‘They were the best at uniforms, Franz-Joseph and his people. They would be still, there would still be an Austrian Empire if only they had taken my advice.’ He stopped, so that they all stood close together. He exhaled smoke in the girl’s face while addressing Krebbs. ‘Well, at first it was the old man’s – Bismarck’s – advice. “Run your empire from Hungary,” he told them. “Get into the middle of it. Vienna is too small, too remote.” I told them so myself, many times. I told Archduke Ferdinand before he was murdered. That was the incident which started the last war, you see, before we expected it. We were dragged into it by Austrian incompetence. If the Archduke had heeded me he would not have been killed.’ He laughed and puffed again on his cigar. There were tears of mirth in his eyes. ‘You know, Ferdinand, he was so fat, they had to sew him into his uniform. This is why, when he was shot, they could not unbutton him. It was his own fault. I always said to him, I said, “You should be grateful you are not English. They would call you Fatty Ferdie there.” He did not like that. Every time I said it, no matter how often, he did not like it.’ He laughed again and walked on.
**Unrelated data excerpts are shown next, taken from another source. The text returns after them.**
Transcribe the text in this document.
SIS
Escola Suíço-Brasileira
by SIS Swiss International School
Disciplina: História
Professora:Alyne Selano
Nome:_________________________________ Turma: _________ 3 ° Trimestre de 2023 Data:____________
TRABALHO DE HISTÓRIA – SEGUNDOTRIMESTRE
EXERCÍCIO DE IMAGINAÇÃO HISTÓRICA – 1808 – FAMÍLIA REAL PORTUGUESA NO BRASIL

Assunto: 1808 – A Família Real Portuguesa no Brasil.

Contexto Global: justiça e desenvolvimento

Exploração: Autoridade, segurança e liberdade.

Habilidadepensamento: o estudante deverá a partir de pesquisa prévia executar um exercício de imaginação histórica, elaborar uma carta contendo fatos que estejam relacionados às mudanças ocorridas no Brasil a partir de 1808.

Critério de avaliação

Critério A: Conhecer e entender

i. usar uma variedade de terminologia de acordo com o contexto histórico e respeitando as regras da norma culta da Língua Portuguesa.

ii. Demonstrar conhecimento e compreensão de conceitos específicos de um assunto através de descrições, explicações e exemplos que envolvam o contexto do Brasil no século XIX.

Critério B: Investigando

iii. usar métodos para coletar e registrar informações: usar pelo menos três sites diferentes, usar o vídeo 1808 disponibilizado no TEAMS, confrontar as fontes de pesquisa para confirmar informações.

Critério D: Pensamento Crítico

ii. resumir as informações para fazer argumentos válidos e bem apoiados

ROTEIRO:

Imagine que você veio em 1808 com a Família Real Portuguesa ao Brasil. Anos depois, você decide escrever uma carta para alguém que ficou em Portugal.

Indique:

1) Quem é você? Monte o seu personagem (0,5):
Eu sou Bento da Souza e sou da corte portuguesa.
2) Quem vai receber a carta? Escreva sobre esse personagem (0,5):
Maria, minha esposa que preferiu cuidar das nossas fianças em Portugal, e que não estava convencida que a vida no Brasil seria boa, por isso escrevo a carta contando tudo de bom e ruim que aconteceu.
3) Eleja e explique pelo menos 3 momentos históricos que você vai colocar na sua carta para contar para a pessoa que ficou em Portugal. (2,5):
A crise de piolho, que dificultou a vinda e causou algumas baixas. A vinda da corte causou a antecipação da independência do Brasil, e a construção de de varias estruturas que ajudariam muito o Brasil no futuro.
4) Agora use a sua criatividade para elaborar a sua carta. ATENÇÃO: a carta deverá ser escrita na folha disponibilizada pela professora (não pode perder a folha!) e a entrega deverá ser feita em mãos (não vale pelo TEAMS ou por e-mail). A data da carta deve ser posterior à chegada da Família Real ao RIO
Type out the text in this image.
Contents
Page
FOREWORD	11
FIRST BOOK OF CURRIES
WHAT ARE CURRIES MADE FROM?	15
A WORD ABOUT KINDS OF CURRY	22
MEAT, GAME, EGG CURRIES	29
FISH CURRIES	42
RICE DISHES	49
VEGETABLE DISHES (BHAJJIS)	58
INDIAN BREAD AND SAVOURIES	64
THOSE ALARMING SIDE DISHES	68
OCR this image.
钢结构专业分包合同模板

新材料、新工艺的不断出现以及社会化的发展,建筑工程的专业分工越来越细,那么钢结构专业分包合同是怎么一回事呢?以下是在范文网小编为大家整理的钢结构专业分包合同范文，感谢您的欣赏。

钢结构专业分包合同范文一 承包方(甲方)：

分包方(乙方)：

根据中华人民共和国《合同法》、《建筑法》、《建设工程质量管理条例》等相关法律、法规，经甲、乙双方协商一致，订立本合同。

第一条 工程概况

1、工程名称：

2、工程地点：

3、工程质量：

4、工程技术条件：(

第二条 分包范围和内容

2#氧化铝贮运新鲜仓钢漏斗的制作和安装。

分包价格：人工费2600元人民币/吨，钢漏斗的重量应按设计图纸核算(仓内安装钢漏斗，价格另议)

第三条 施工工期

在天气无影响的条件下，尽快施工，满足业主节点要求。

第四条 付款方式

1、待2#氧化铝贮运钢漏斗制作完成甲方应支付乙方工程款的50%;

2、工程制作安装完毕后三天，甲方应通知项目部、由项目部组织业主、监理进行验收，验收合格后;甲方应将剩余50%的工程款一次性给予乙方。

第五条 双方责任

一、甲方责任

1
Krebbs waved the smoke from the girl’s face with an exaggerated sweep of his arm and a mock bow. This time she smiled.
‘And here,’ continued the Kaiser, stopping at the top of the next row and tapping another uniform shoulder, ‘is my colonelcy of the Imperial Russian Guard, awarded me by the hand of my cousin, the Tsar himself. God rest his soul. What happened to him and his family was terrible, you know. Terrible.’ His face was earnest now, almost urgent. ‘They butchered them, those Bolsheviks butchered them, the children too, every last one. These are the people who are now your Herr Hitler’s closest allies. Out of spite, they did it. Malice. Spite.’ He clenched his fist, flattening his cigar between his fingers. ‘That is why England must be destroyed. A word from England at that time would have been enough to prevent it. Only amid the ruins of London will I forgive my cousin Georgie, their king. He is the dog who did not bark, when he alone could have. I could do nothing. I had to flee in case my own family suffered the same at the hands of the German Bolsheviks.’